Иноземцев выбрался из-под койки и встал. Перед ним оказались двое – очевидно, законные обитатели комнаты. Один из них – его давний знакомец по Подлипкам – Жорик. Со вторым – Иваном Петровичем – они тоже не раз сталкивались в МИКе и даже работали пару смен вместе – кажется, когда готовили полет Германа.
– Да у меня спички вышли, – бухнул невпопад Иноземцев, – зашел стрельнуть.
– Прямо под кроватью стреляешь? – иронически спросил Жорик.
Напряженность ситуации – все-таки имело место тайное проникновение в чужое жилище – сглаживалась тем, что все тут, в общаге, были свои. И, опять-таки, ничего ни у кого ценного не водилось.
– А вот как раз там и валялись, – Владик вытащил из кармана коробок и пачку «Беломора», – и папиросы тоже нашел, представляете? Тут когда-то Флоринский проживал, а я знаю, где он заначки любил оставлять. Закуривайте.
Вряд ли ему поверили, однако Иван Петрович молвил раздумчиво:
– Да, бывает. Раз, когда я в армии служил, мы тумбочки разгружали-расставляли. И я, можете себе представить, в одной пачку «Герцоговины Флор» нашел, нераспечатанную.
А Жора сказал о своем:
– Бедный Флоринский. Я только здесь узнал, как он погиб.
Однако Иван Петрович предостерегающе поднял палец: «Тш-ш‑ш». Катастрофа с ракетой Р‑16 по-прежнему оставалась совершенно секретной темой – хотя на Западе уже написали о Nedelin disaster[9].
Словом, проникновение в чужую комнату Владику сошло с рук. Все мирно закурили его «Беломор». Заодно и беднягу отца помянули.

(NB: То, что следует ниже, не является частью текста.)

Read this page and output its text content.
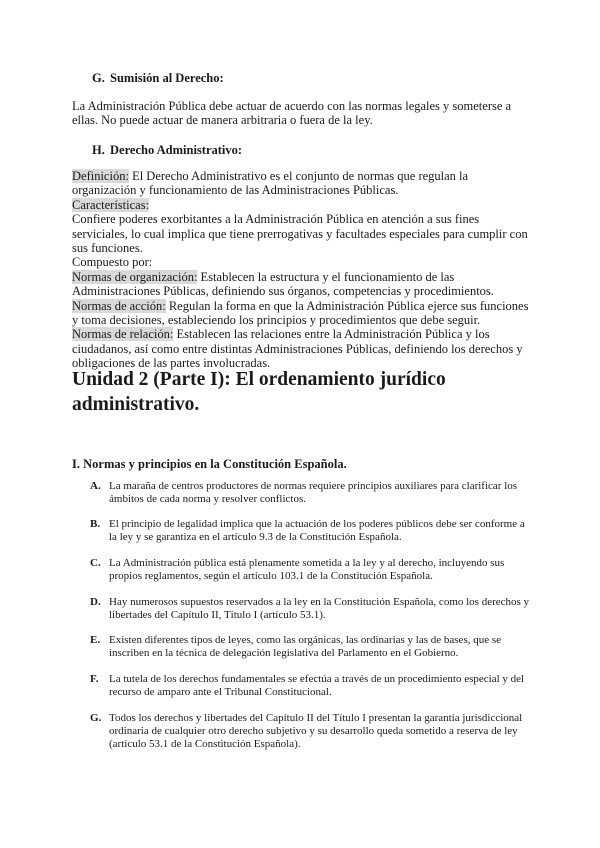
G. Sumisión al Derecho:

La Administración Pública debe actuar de acuerdo con las normas legales y someterse a ellas. No puede actuar de manera arbitraria o fuera de la ley.

H. Derecho Administrativo:
Definición: El Derecho Administrativo es el conjunto de normas que regulan la organización y funcionamiento de las Administraciones Públicas.
Características:
Confiere poderes exorbitantes a la Administración Pública en atención a sus fines serviciales, lo cual implica que tiene prerrogativas y facultades especiales para cumplir con sus funciones.
Compuesto por:
Normas de organización: Establecen la estructura y el funcionamiento de las Administraciones Públicas, definiendo sus órganos, competencias y procedimientos.
Normas de acción: Regulan la forma en que la Administración Pública ejerce sus funciones y toma decisiones, estableciendo los principios y procedimientos que debe seguir.
Normas de relación: Establecen las relaciones entre la Administración Pública y los ciudadanos, así como entre distintas Administraciones Públicas, definiendo los derechos y obligaciones de las partes involucradas.
Unidad 2 (Parte I): El ordenamiento jurídico administrativo.
I. Normas y principios en la Constitución Española.
A. La maraña de centros productores de normas requiere principios auxiliares para clarificar los ámbitos de cada norma y resolver conflictos.
B. El principio de legalidad implica que la actuación de los poderes públicos debe ser conforme a la ley y se garantiza en el artículo 9.3 de la Constitución Española.
C. La Administración pública está plenamente sometida a la ley y al derecho, incluyendo sus propios reglamentos, según el artículo 103.1 de la Constitución Española.
D. Hay numerosos supuestos reservados a la ley en la Constitución Española, como los derechos y libertades del Capítulo II, Título I (artículo 53.1).
E. Existen diferentes tipos de leyes, como las orgánicas, las ordinarias y las de bases, que se inscriben en la técnica de delegación legislativa del Parlamento en el Gobierno.
F. La tutela de los derechos fundamentales se efectúa a través de un procedimiento especial y del recurso de amparo ante el Tribunal Constitucional.
G. Todos los derechos y libertades del Capítulo II del Título I presentan la garantía jurisdiccional ordinaria de cualquier otro derecho subjetivo y su desarrollo queda sometido a reserva de ley (artículo 53.1 de la Constitución Española).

А когда Владик дошел-таки до своей комнаты, он повалился на кровать и начал, толком даже не раздевшись, только пальто скинув, читать записи Флоринского. И сразу понял, почему так волновался отец. Попади эти заметки в руки ретивому особисту – тот, хоть сталинские времена миновали, все равно запросто мог слепить против автора дело за антисоветчину. Сейчас-то, конечно, бедняга Юрий Васильевич выскользнул из-под земной юрисдикции. Но тогда, обожженный, в госпитале, когда говорил о заметках Нине, он хотел жить. И надеялся – жить. Потому и просил ее изъять записи.
Написанные мельчайшими буквами на папиросной бумаге мемуары отца можно было разобрать лишь человеку со стопроцентным зрением – каковым Владик, впрочем, и являлся. За окном быстро темнело, подступала степная зимняя ночь, и Иноземцеву во время чтения пришлось встать с койки, включить свет и даже вооружиться карманным фонариком. Соседи его, рассудил Владислав, придут не скоро. Им предстояло расшифровывать телеметрию, чтобы составить первые выводы о причинах сегодняшней аварии.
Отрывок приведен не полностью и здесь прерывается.